Stephanie Aaron, one of the East River Housing tenants involved in the eviction fight, readily admits that she knew the rules and had no intention of keeping the abandoned dog that she found. But, soon after she rescued Rosie, she realized how positively she affected her life by helping her cope with the depression she had since childhood. Even her therapist agreed, and wrote a note to the Board stating it would be good for her health to keep Rosie. The board rejected the request and instead took Ms. Aaron to housing court, where the commission said: “The evidence does not support that complainant’s dog is necessary, as opposed to helpful, to the use and enjoyment of her home.” Her appeal to the state’s Human Rights Commission was also rejected.
Steven Gilbert, another of the three parties in the suit, does not even have a dog, but after watching a friend’s, decided he wanted to get one. He requested a waiver on the same grounds; that the dog had improved his mental health. He was rejected on the same grounds; for asking after the fact. Lawyers for boards and landlords worry that if the lawsuit succeeds, it could create a stampede of new animals living in buildings. How much these pets help people remains a matter of dispute, and many tenants prefer to live in animal free environments.
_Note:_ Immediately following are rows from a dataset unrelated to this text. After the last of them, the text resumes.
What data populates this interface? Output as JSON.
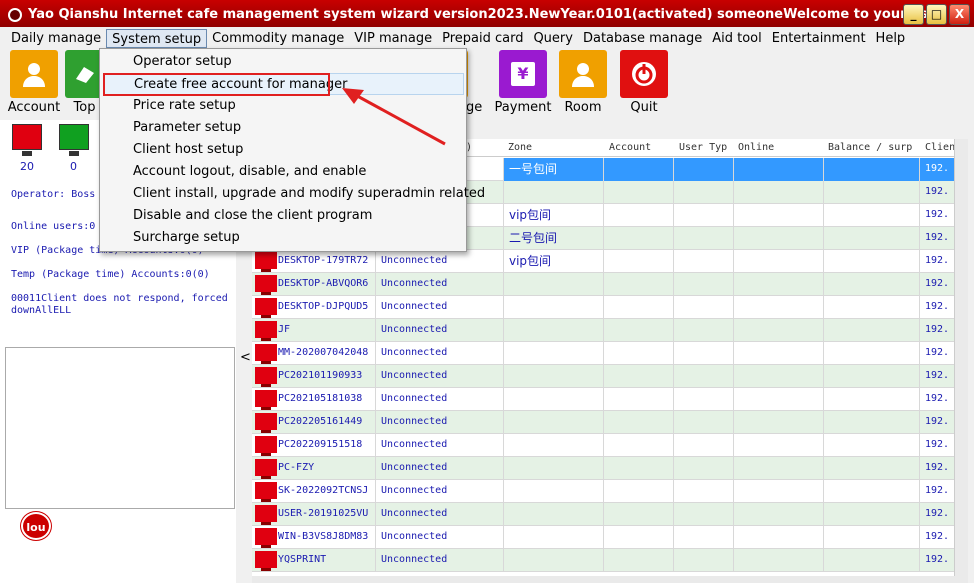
{
  "window": {
    "title": "Yao Qianshu Internet cafe management system wizard version2023.NewYear.0101(activated)  someoneWelcome to your use",
    "btn_min": "_",
    "btn_max": "□",
    "btn_close": "X"
  },
  "menu": [
    "Daily manage",
    "System setup",
    "Commodity manage",
    "VIP manage",
    "Prepaid card",
    "Query",
    "Database manage",
    "Aid tool",
    "Entertainment",
    "Help"
  ],
  "toolbar": {
    "account": "Account",
    "top": "Top",
    "age": "age",
    "payment": "Payment",
    "room": "Room",
    "quit": "Quit",
    "payment_glyph": "¥"
  },
  "status": {
    "mon_red": "20",
    "mon_green": "0",
    "operator": "Operator: Boss",
    "online": "Online users:0",
    "vip": "VIP (Package time) Accounts:0(0)",
    "temp": "Temp (Package time) Accounts:0(0)",
    "msg1": "00011Client does not respond, forced",
    "msg2": "downAllELL",
    "logo": "lou",
    "collapse": "<"
  },
  "dropdown": [
    "Operator setup",
    "Create free account for manager",
    "Price rate setup",
    "Parameter setup",
    "Client host setup",
    "Account logout, disable, and enable",
    "Client install, upgrade and modify superadmin related",
    "Disable and close the client program",
    "Surcharge setup"
  ],
  "grid": {
    "headers": [
      "me)",
      "Zone",
      "Account",
      "User Typ",
      "Online",
      "Balance / surp",
      "Clien"
    ],
    "rows": [
      {
        "name": "",
        "status": "",
        "zone": "一号包间",
        "client": "192."
      },
      {
        "name": "",
        "status": "",
        "zone": "",
        "client": "192."
      },
      {
        "name": "",
        "status": "",
        "zone": "vip包间",
        "client": "192."
      },
      {
        "name": "",
        "status": "",
        "zone": "二号包间",
        "client": "192."
      },
      {
        "name": "DESKTOP-179TR72",
        "status": "Unconnected",
        "zone": "vip包间",
        "client": "192."
      },
      {
        "name": "DESKTOP-ABVQOR6",
        "status": "Unconnected",
        "zone": "",
        "client": "192."
      },
      {
        "name": "DESKTOP-DJPQUD5",
        "status": "Unconnected",
        "zone": "",
        "client": "192."
      },
      {
        "name": "JF",
        "status": "Unconnected",
        "zone": "",
        "client": "192."
      },
      {
        "name": "MM-202007042048",
        "status": "Unconnected",
        "zone": "",
        "client": "192."
      },
      {
        "name": "PC202101190933",
        "status": "Unconnected",
        "zone": "",
        "client": "192."
      },
      {
        "name": "PC202105181038",
        "status": "Unconnected",
        "zone": "",
        "client": "192."
      },
      {
        "name": "PC202205161449",
        "status": "Unconnected",
        "zone": "",
        "client": "192."
      },
      {
        "name": "PC202209151518",
        "status": "Unconnected",
        "zone": "",
        "client": "192."
      },
      {
        "name": "PC-FZY",
        "status": "Unconnected",
        "zone": "",
        "client": "192."
      },
      {
        "name": "SK-2022092TCNSJ",
        "status": "Unconnected",
        "zone": "",
        "client": "192."
      },
      {
        "name": "USER-20191025VU",
        "status": "Unconnected",
        "zone": "",
        "client": "192."
      },
      {
        "name": "WIN-B3VS8J8DM83",
        "status": "Unconnected",
        "zone": "",
        "client": "192."
      },
      {
        "name": "YQSPRINT",
        "status": "Unconnected",
        "zone": "",
        "client": "192."
      }
    ]
  },
  "colors": {
    "title_red": "#c80000",
    "highlight": "#e02020",
    "selection": "#3399ff",
    "row_alt": "#e5f2e5"
  }
}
Amy Eisenberg, the third member of the suit, got a Cockatoo following the Sept. 11 terrorist attacks and the stress it brought upon her. Even though her doctor, who initially supported the claim, has reversed his position, the government continues to support her case.
A key issue in the case is that dozens of other dogs are known to be living at East River Housing Co-Op. Furthermore, part of the case against Ms. Aaron involves a fight Rosie had with another resident’s dog, and that person has faced no punishment from the board. The Board maintains that these dogs belong to longtime tenants or have managed to slip through a city loophole that allows tenants to keep pets if they have lived openly in the building for 90 days without objection.